Although the already discussed books have mimicked the tone of the comics, reading as suitable for teens but striving for maturity in the case of The Ultimate Evil and The Darkest Hours and embracing the truly R-Rated content of its source material in the case of Hellblazer, there have been recent forays into the young adult world. These works are firmly planted in PG-13 territory.
'Black Widow: Forever Red' by Margaret Stohl
Stohl's Black Widow: Forever Red is Marvel's attempt at capturing The Hunger Games crowd. Stohl is best known for her Beautiful Creatures series dealing with witches and magic, and Forever Red understandably focuses not just on Natasha Romanoff but Brooklyn teen Ava Orlova for audience surrogacy. This is obviously meant to capitalize on the popularity of Scarlett Johansson's portrayal in The Avengers franchise, even quoting her "Love is for children" line from the 2012 movie.

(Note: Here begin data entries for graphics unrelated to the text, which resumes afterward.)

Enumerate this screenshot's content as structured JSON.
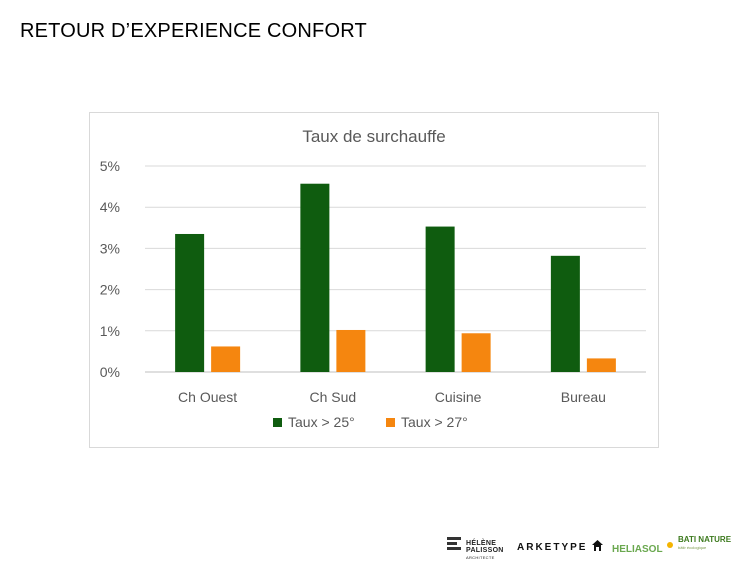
{
  "slide": {
    "title": "RETOUR D’EXPERIENCE CONFORT"
  },
  "chart_data": {
    "type": "bar",
    "title": "Taux de surchauffe",
    "categories": [
      "Ch Ouest",
      "Ch Sud",
      "Cuisine",
      "Bureau"
    ],
    "series": [
      {
        "name": "Taux > 25°",
        "color": "#0f5c0f",
        "values": [
          3.35,
          4.57,
          3.53,
          2.82
        ]
      },
      {
        "name": "Taux > 27°",
        "color": "#f5860f",
        "values": [
          0.62,
          1.02,
          0.94,
          0.33
        ]
      }
    ],
    "ylim": [
      0,
      5
    ],
    "yticks": [
      "0%",
      "1%",
      "2%",
      "3%",
      "4%",
      "5%"
    ],
    "grid": true,
    "legend_position": "bottom"
  },
  "logos": {
    "helene_line1": "HÉLÈNE",
    "helene_line2": "PALISSON",
    "helene_line3": "ARCHITECTE",
    "arketype": "ARKETYPE",
    "heliasol": "HELIASOL",
    "bati_nature": "BATI NATURE",
    "bati_sub": "bâtir écologique",
    "house_icon": "house-icon",
    "sun_icon": "sun-icon"
  }
}
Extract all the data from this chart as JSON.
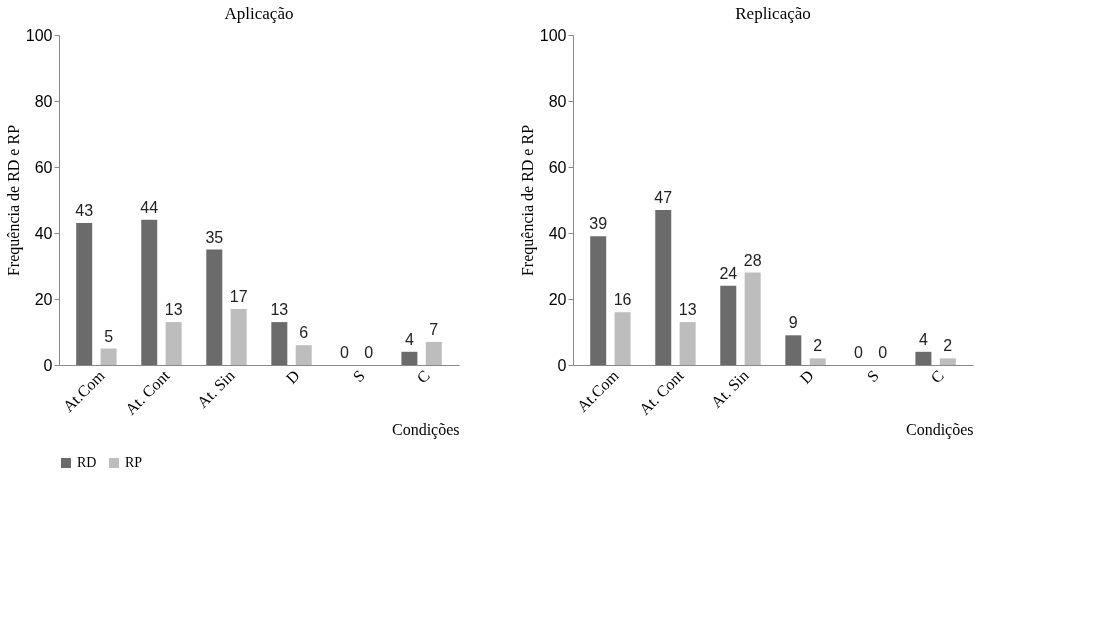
{
  "chart_data": [
    {
      "type": "bar",
      "title": "Aplicação",
      "xlabel": "Condições",
      "ylabel": "Frequência de RD e RP",
      "categories": [
        "At.Com",
        "At. Cont",
        "At. Sin",
        "D",
        "S",
        "C"
      ],
      "series": [
        {
          "name": "RD",
          "color": "#6b6b6b",
          "values": [
            43,
            44,
            35,
            13,
            0,
            4
          ]
        },
        {
          "name": "RP",
          "color": "#bdbdbd",
          "values": [
            5,
            13,
            17,
            6,
            0,
            7
          ]
        }
      ],
      "ylim": [
        0,
        100
      ],
      "yticks": [
        0,
        20,
        40,
        60,
        80,
        100
      ],
      "grid": false,
      "legend": "bottom",
      "data_labels": true
    },
    {
      "type": "bar",
      "title": "Replicação",
      "xlabel": "Condições",
      "ylabel": "Frequência de RD e RP",
      "categories": [
        "At.Com",
        "At. Cont",
        "At. Sin",
        "D",
        "S",
        "C"
      ],
      "series": [
        {
          "name": "RD",
          "color": "#6b6b6b",
          "values": [
            39,
            47,
            24,
            9,
            0,
            4
          ]
        },
        {
          "name": "RP",
          "color": "#bdbdbd",
          "values": [
            16,
            13,
            28,
            2,
            0,
            2
          ]
        }
      ],
      "ylim": [
        0,
        100
      ],
      "yticks": [
        0,
        20,
        40,
        60,
        80,
        100
      ],
      "grid": false,
      "legend": "bottom",
      "data_labels": true
    }
  ]
}
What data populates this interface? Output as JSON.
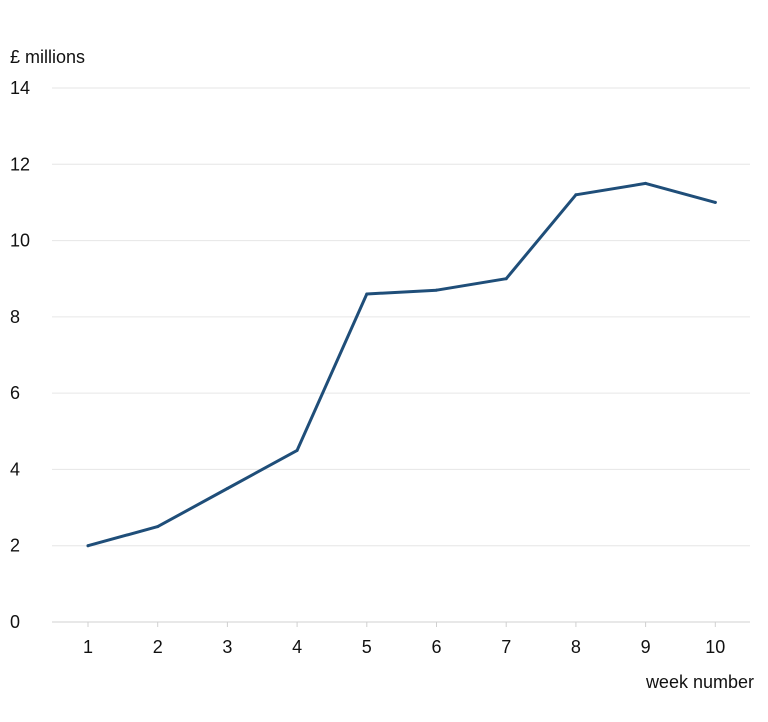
{
  "chart_data": {
    "type": "line",
    "ylabel": "£ millions",
    "xlabel": "week number",
    "x": [
      1,
      2,
      3,
      4,
      5,
      6,
      7,
      8,
      9,
      10
    ],
    "series": [
      {
        "values": [
          2.0,
          2.5,
          3.5,
          4.5,
          8.6,
          8.7,
          9.0,
          11.2,
          11.5,
          11.0
        ]
      }
    ],
    "ylim": [
      0,
      14
    ],
    "yticks": [
      0,
      2,
      4,
      6,
      8,
      10,
      12,
      14
    ],
    "xticks": [
      "1",
      "2",
      "3",
      "4",
      "5",
      "6",
      "7",
      "8",
      "9",
      "10"
    ],
    "grid": true,
    "line_color": "#1f4e79"
  }
}
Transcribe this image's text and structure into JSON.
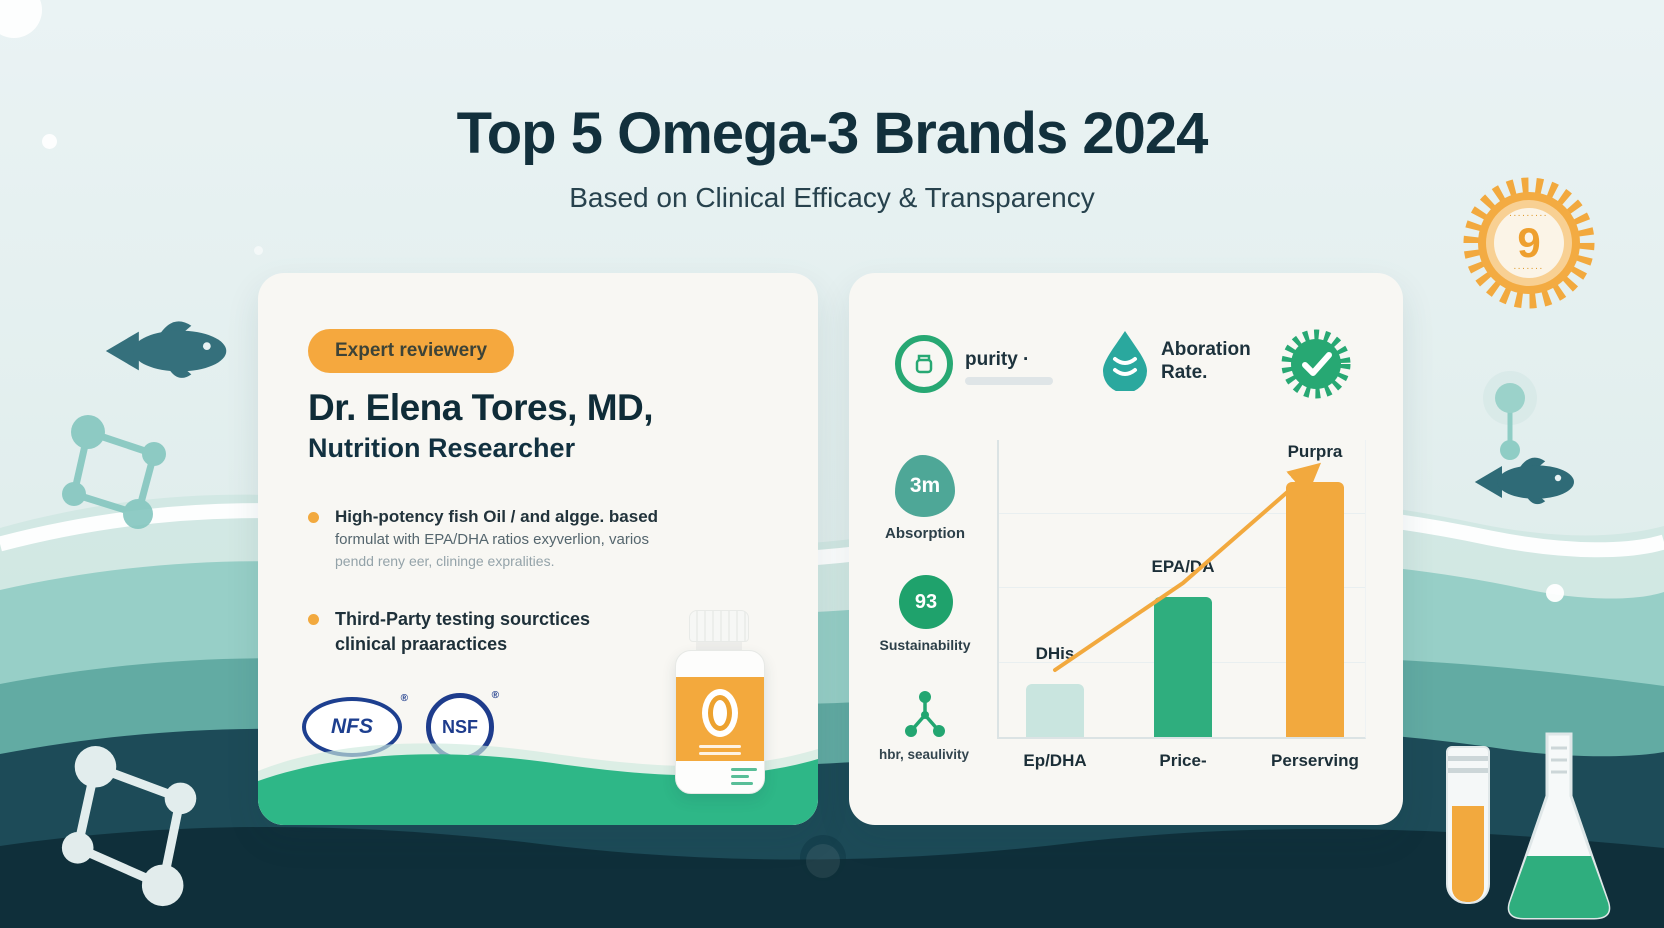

The result is a perfectly enjoyable romp that sees the Widow at the height of her spy game but exploring her origins in the Russian Red Room academy. It makes for an accessible read for people that aren't familiar with the comic books, which is really the goal of all these books, and doesn't go out of its way to indulge in superheroics, rather focusing on the espionage angle.
'Lois Lane: Fallout' and 'Double Down' by Gwenda Bond
Finally, Bond's Lois Lane: Fallout is the start of a series that continues with the unreleased Double Down. The former book goes as far as to reframe Lois as a teenage Nancy Drew type. An Army brat that has just moved to Metropolis, it focuses on her attending a new high school, becoming a reporter and investigating a strange video game that affects people's minds. She also receives help from an online friend with the screenname SmallvilleGuy. It's very much aimed at tweens and the Tumblr crowd, and its sequel promises to be along the same lines with Lois digging up dirt on the city's underworld. A well-known IP and with colorful, catchy covers, these books promise to attract young ladies that have probably never even touched a comic book before. The fantastical is kept to a minimum, and the girl power is emphasized, which is all definitely a plus considering Lois is such an icon.
In the end a few make better transitions into novel form than others. Some of these authors, like Vachss and Stohl, present fully formed versions that pick and choose from available traits. Others, like Butcher, embed their stories in the events of the time, contributing to a greater canon. Most successful, however, is those authors like De Haven and Bond that completely depart from the established, finding a kind of platonic truth without fear of contradicting the past.
Either way these attempts at branching out into the literary world are few and few between. The result is usually a rare curiosity for the comic book fan looking for an askew point of view on old stories, or a noob seeking an in with their new favorite character.